In Part 2 of the interview, Canadian mixed doubles duo Joshua Hurlburt-Yu and Josephine Wu speak about the change in attitude of the top pairs towards them, and what their success means for Canadian badminton. (Read Part 1 here).
You are pushing the top pairs. Do you feel you’re getting closer to that level?
Josephine: Every match this year we’ve gone close, although honestly we’ve had some bad games in there as well, but the ones where we actually played our level, we’ve gone close. But I feel we’ve lacked experience, like when the game is close, what kind of tactics should we use. Sometimes we tend to go for too much, we’re too desperate for that first big win. We can make all these excuses, but it’s all on us to handle it.
What aspects of your game do you need to improve?
Josephine: Speed, strength, overall decision-making. Every venue is different. So there’s drift going one way, or side drift… or the bird’s slow or fast, so to me it’s learning to adapt to those things. I feel I have trouble adjusting to the venue.

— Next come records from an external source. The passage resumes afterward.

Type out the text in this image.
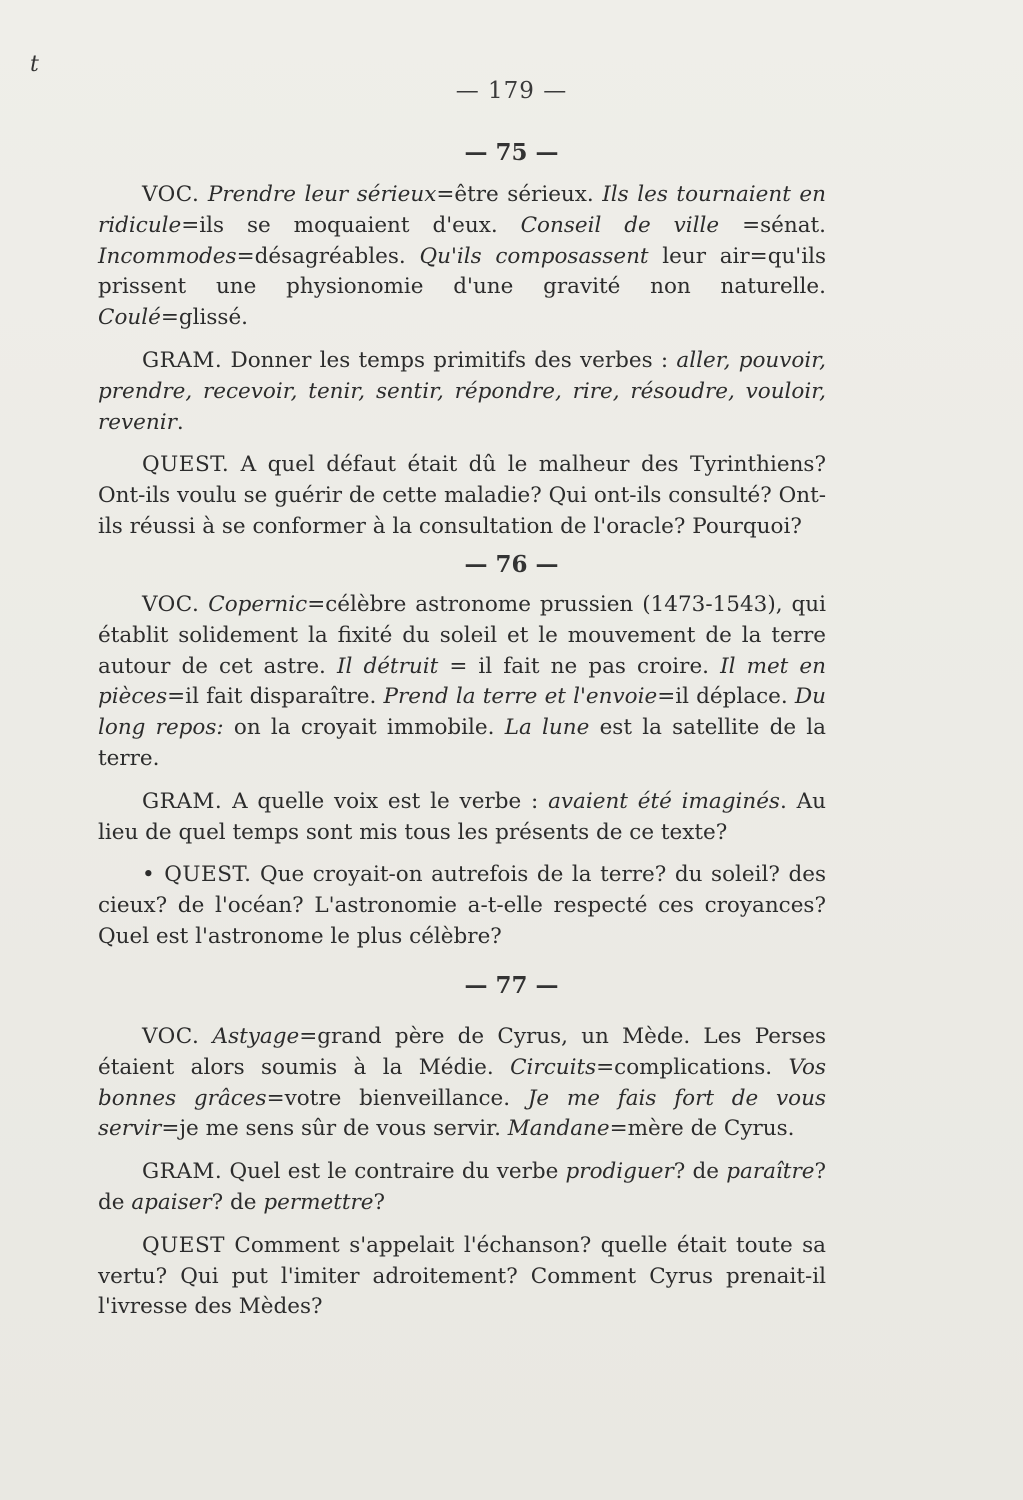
t
— 179 —
— 75 —

VOC. Prendre leur sérieux=être sérieux. Ils les tournaient en ridicule=ils se moquaient d'eux. Conseil de ville =sénat. Incommodes=désagréables. Qu'ils composassent leur air=qu'ils prissent une physionomie d'une gravité non naturelle. Coulé=glissé.

GRAM. Donner les temps primitifs des verbes : aller, pouvoir, prendre, recevoir, tenir, sentir, répondre, rire, résoudre, vouloir, revenir.

QUEST. A quel défaut était dû le malheur des Tyrinthiens? Ont-ils voulu se guérir de cette maladie? Qui ont-ils consulté? Ont-ils réussi à se conformer à la consultation de l'oracle? Pourquoi?

— 76 —

VOC. Copernic=célèbre astronome prussien (1473-1543), qui établit solidement la fixité du soleil et le mouvement de la terre autour de cet astre. Il détruit = il fait ne pas croire. Il met en pièces=il fait disparaître. Prend la terre et l'envoie=il déplace. Du long repos: on la croyait immobile. La lune est la satellite de la terre.

GRAM. A quelle voix est le verbe : avaient été imaginés. Au lieu de quel temps sont mis tous les présents de ce texte?

• QUEST. Que croyait-on autrefois de la terre? du soleil? des cieux? de l'océan? L'astronomie a-t-elle respecté ces croyances? Quel est l'astronome le plus célèbre?

— 77 —

VOC. Astyage=grand père de Cyrus, un Mède. Les Perses étaient alors soumis à la Médie. Circuits=complications. Vos bonnes grâces=votre bienveillance. Je me fais fort de vous servir=je me sens sûr de vous servir. Mandane=mère de Cyrus.

GRAM. Quel est le contraire du verbe prodiguer? de paraître? de apaiser? de permettre?

QUEST Comment s'appelait l'échanson? quelle était toute sa vertu? Qui put l'imiter adroitement? Comment Cyrus prenait-il l'ivresse des Mèdes?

Joshua: You can see that each venue is different, no two tournaments are the same. Maybe the lights are weird, or maybe it’s darker; some venues the wind is blowing in different ways. You can’t play the same way and expect it to work.
Considering there aren’t many strong mixed doubles pairs in Canada, how do you manage your sparring?

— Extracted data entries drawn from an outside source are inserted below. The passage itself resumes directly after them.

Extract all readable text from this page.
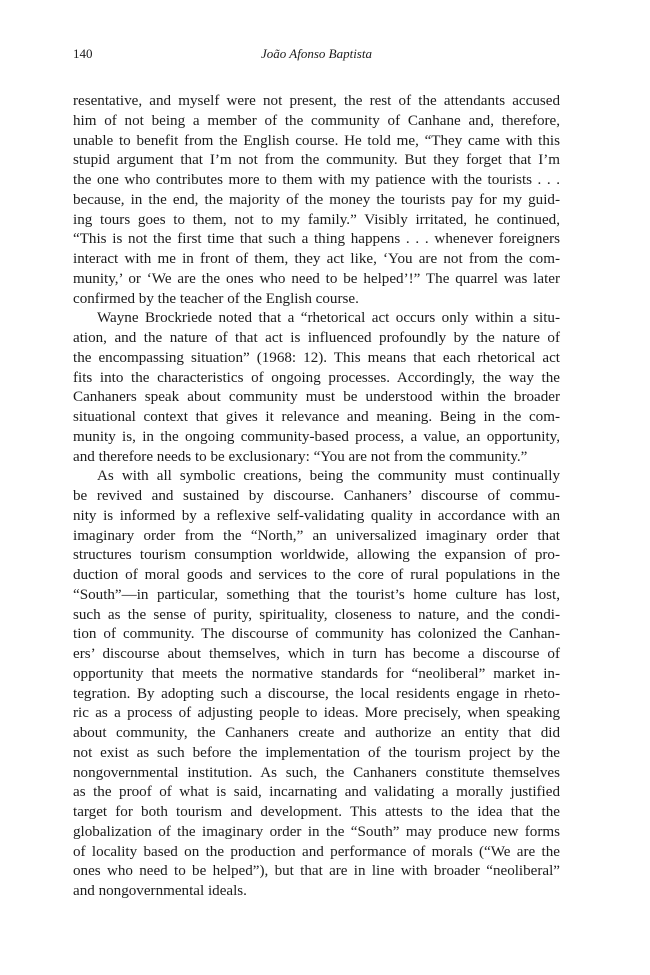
140	João Afonso Baptista
resentative, and myself were not present, the rest of the attendants accused
him of not being a member of the community of Canhane and, therefore,
unable to benefit from the English course. He told me, “They came with this
stupid argument that I’m not from the community. But they forget that I’m
the one who contributes more to them with my patience with the tourists . . .
because, in the end, the majority of the money the tourists pay for my guid-
ing tours goes to them, not to my family.” Visibly irritated, he continued,
“This is not the first time that such a thing happens . . . whenever foreigners
interact with me in front of them, they act like, ‘You are not from the com-
munity,’ or ‘We are the ones who need to be helped’!” The quarrel was later
confirmed by the teacher of the English course.
Wayne Brockriede noted that a “rhetorical act occurs only within a situ-
ation, and the nature of that act is influenced profoundly by the nature of
the encompassing situation” (1968: 12). This means that each rhetorical act
fits into the characteristics of ongoing processes. Accordingly, the way the
Canhaners speak about community must be understood within the broader
situational context that gives it relevance and meaning. Being in the com-
munity is, in the ongoing community-based process, a value, an opportunity,
and therefore needs to be exclusionary: “You are not from the community.”
As with all symbolic creations, being the community must continually
be revived and sustained by discourse. Canhaners’ discourse of commu-
nity is informed by a reflexive self-validating quality in accordance with an
imaginary order from the “North,” an universalized imaginary order that
structures tourism consumption worldwide, allowing the expansion of pro-
duction of moral goods and services to the core of rural populations in the
“South”—in particular, something that the tourist’s home culture has lost,
such as the sense of purity, spirituality, closeness to nature, and the condi-
tion of community. The discourse of community has colonized the Canhan-
ers’ discourse about themselves, which in turn has become a discourse of
opportunity that meets the normative standards for “neoliberal” market in-
tegration. By adopting such a discourse, the local residents engage in rheto-
ric as a process of adjusting people to ideas. More precisely, when speaking
about community, the Canhaners create and authorize an entity that did
not exist as such before the implementation of the tourism project by the
nongovernmental institution. As such, the Canhaners constitute themselves
as the proof of what is said, incarnating and validating a morally justified
target for both tourism and development. This attests to the idea that the
globalization of the imaginary order in the “South” may produce new forms
of locality based on the production and performance of morals (“We are the
ones who need to be helped”), but that are in line with broader “neoliberal”
and nongovernmental ideals.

Joshua: We don’t train together. We kind of do our own thing and come together only during tournaments. For me to get to her place is a four or five-hour flight.
Josephine: We find other countries asking us to spar with them, which is really nice. Before, no one knew who we were, but now we’re starting to make connections and we’re consistently meeting in top tournaments, and they’re asking us to spar.
What does it mean to be a pair from Canada doing so well?
Joshua: It’s very interesting. Against the big teams, when we were on the circuit for the first time, no one knew who we were, they kind of looked down on us, and when they played us, they started to take us a bit more seriously. That happens during the game, and it makes us feel good. At the beginning they were messing around with us, and then they take us a bit more seriously, that’s a good feeling.
Josephine: Even though we’re from Canada, and we’re less privileged, I don’t want to see myself as less than anyone else. I feel like I have got more attention from people in Canada. I’m not satisfied just yet, still chasing, still learning, trying to do my best.
What’s the run-up to the Olympics looking like?
Josephine: That’s the hard part of planning, especially without a coach or physio, it’s hard to play so many tournaments at the same time. I felt we need experience against the top guns, that’s why we kept entering more tournaments. For three-four months, we played four tournaments in a row, and we had a break for a week, and then four months in a row, and then we burnt out in the end. Now we’re more mindful of that.
This is a good period in Canadian badminton, with strong prospects in all five categories…
Joshua: I think it’s a record for Canada for the number of people qualifying in badminton. There are seven of us.
Josephine: Our country has really evolved. You notice it at the junior level. Michelle Li has proved she can make it out there, even not given all these subsidies that other countries give. She’s a really good role model for the juniors. Everyone’s pushing their level up.
Joshua: At our clubs, a lot of kids ask me to train with them, and they say they watch me on YouTube. When I was growing up, I didn’t have someone who was a role model, because there was no one doing what we are doing.
Once we actually make the Olympics, we will have a bigger impact at our clubs.
Josephine: A lot of younger people are asking me for advice, and asking me for a plan. It’s kind of cool that a year ago I had none of this experience, and now I have all this insight.